When you analyze Candy-O, you notice how a band can be so ahead of their time. The band’s sophomore album was an instant hit that bridge pop and rock music together. What made it so unique was how neither genre’s sound was compromised when they were mixed. Reputed critic Robert Christgau reviewed the album as, “Cold and thin, shiny and hypnotic, it’s what they do best—rock and roll that is definitely pop without a hint of cuteness.” Smash hit “Let’s Go” solidified the band’s status as one of the most promising groups of their generation. The Cars would sell-out arenas in the wake of Candy-O reaching platinum status. From there on, fans and critics were anxious for follow-ups. With two stellar projects under there belt, the band decided to pursue something more ambitious. Their new efforts proved to be another chart into success.

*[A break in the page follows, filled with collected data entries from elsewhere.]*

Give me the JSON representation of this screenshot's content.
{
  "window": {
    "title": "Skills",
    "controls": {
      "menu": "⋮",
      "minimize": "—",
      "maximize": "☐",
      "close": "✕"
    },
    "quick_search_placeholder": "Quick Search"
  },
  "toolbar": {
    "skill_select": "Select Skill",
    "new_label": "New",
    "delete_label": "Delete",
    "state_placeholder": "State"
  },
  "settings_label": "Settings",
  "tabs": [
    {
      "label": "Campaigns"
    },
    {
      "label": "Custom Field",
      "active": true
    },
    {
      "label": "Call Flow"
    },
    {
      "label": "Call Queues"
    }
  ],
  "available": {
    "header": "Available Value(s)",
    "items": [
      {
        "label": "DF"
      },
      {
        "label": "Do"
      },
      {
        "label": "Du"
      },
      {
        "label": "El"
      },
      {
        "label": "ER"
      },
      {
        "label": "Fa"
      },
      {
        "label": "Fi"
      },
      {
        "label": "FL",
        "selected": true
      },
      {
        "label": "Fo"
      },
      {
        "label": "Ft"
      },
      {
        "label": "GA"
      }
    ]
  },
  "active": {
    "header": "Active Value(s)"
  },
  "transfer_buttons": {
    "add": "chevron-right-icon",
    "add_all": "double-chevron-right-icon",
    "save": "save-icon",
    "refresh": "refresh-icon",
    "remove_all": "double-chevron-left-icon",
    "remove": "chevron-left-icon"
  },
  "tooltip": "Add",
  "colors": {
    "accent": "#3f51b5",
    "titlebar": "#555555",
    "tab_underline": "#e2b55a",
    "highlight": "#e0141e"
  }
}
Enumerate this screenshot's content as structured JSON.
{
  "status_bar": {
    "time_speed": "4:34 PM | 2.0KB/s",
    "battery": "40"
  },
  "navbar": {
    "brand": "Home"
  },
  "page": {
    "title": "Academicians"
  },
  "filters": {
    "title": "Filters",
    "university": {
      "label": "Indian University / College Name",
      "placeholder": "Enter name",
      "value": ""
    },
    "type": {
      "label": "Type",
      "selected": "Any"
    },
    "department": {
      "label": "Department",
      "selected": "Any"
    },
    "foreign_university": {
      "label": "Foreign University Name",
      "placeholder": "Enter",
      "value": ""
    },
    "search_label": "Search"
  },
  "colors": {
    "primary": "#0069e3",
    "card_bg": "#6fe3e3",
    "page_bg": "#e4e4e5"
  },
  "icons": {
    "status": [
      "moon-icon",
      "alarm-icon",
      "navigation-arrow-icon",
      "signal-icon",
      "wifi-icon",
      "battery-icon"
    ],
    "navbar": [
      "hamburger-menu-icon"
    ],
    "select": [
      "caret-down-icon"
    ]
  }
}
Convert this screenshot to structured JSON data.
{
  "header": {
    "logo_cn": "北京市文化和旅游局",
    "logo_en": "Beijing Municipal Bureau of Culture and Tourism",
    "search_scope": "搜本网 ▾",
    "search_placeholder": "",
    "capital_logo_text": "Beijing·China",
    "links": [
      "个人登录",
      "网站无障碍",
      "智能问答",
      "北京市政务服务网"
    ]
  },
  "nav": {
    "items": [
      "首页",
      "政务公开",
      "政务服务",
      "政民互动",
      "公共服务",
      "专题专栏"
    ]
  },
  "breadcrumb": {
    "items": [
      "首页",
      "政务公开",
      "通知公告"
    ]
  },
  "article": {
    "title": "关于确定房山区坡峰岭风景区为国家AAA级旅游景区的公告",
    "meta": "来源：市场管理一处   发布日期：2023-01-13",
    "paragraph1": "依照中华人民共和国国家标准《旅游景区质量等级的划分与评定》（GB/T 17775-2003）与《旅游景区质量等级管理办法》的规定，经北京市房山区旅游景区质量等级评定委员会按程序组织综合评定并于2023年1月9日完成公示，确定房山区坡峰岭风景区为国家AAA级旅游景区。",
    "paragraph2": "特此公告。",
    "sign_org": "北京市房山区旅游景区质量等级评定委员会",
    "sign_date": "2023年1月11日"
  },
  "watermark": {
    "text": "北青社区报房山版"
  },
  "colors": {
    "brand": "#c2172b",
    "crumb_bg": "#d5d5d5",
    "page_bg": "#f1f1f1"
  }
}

1980’s Panorama saw the group going into new territory as they became aggressive with experimental sounds. This trend became reoccurring over the next few years as they grew deeper into art-styled music. Though, they would never reach the same levels of success, their records continually hit platinum status with radio classics spurning onto the rock and pop scene. Shake It Up proved to be one of them as the self-titled track was praised across various outlets. But there was a noticeable change within the group as the paranoia and stress of fame started to tear in.

Following the release of Shake It Up, the band started to distance themselves from one another to focus on other projects. Ocasek branched out into producing music for others and garnered a reputation for being masterful at the craft. Orr and Easton went on to try their hand at solo careers but never found consistency. As the band’s waning albums started to shape with speculation of a break-up happening soon, fans weren’t surprised when the announcement was made in 1988. Ocasek continued a career as a sought-out producer and was a major influence in working with Weezer, No Doubt and Bad Religion. While fans anticipated a revival of their music was in the works, these rumors would end up shattering upon the news of Orr’s passing from cancer.

The Cars completed rereleases of their material upon Orr’s passing and issued never before seen concert videos from previous tours. Hawkes and Easton teamed up on occasion to bring together supergroups of their former band. The newly acquired fanfare escalated to a new album with the original members reuniting to release 2011’s Move Like This. Just as their music was prior to their break-up, The Cars’ sound was unlike anything else out there. The brief stagnant of relived memories induced nostalgia for all listeners. It would be one of the last times the band reunited as the unexpected passing of Ocasek years later had hit too close to home for each member. But their place in history is a necessity as a band that spawned ideals of music crossing over. In his assessment, accomplished reviewer Alfred Soto stated The Cars as, “So influential that they sound as inevitable as Bob Seger or whatever war horse you care to mention, The Cars have a claim to having invented the clever and remunerative moniker ‘New Wave’”. It’s hard to argue against that as their lucrative harnessing of rock and synth-pop was era-defining. But they’ve shown to be more than clever inventors of mind-bending music. They’ve shown artists that there shouldn’t be fear when taking a risk. In their case, risk and ambition paid off forerunners for multiple generations.